Today as all the Parents and caregivers waited at pick up, I said to The French Mom “bonjour” and she responded with “bonjour, ça va?”. “Oui” I responded in surprise “ça va”.

Early on, Rupert’s French Tutor explained to him some basic survival tips for daily greetings. The golden rule is, greet EVERYBODY individually with at least a Bonjour. There is subtle nuance when you want to acknowledge someone as more than just “anyone”. These people you acknowledge with “ça va?”. Rupert says “The minute somebody throws YOU a ça va in group setting, magic energy passes between the two you and you are acknowledged”.

I don’t know about magic, but this was my first ça va outside of my tutor and I was pretty happy to receive it.

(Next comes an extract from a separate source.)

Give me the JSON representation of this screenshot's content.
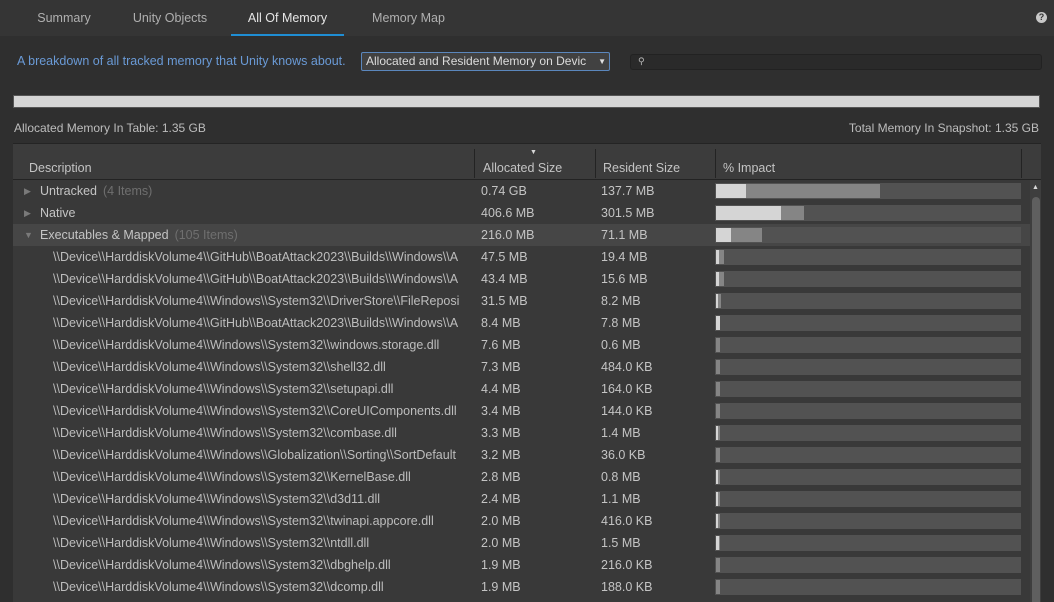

A courageous moment, a small cultural gap closed and a personal barrier broken:).

1 comment:

Unknown said...

MJ -- I loved this story and your entire blog. I bumped into Rupert @ Forum....was telling him that I found the blog somehow (from FB likely)...and spent an entire evening reading the whole thing. What an amazing adventure you guys are on....and what a wonderful collection of memories you've compiled here.

I love your writing style and the photos -- I really think you've got a book in here! You make even the simple things -- like the girls buying bread -- engaging. I loved the Thanksgiving dinner story and Rup's dedication to hockey (you can take the boy out of Canada but you can't take Canada out of the boy!).

Keep the blogs coming....we miss them! Cheers, Ruth.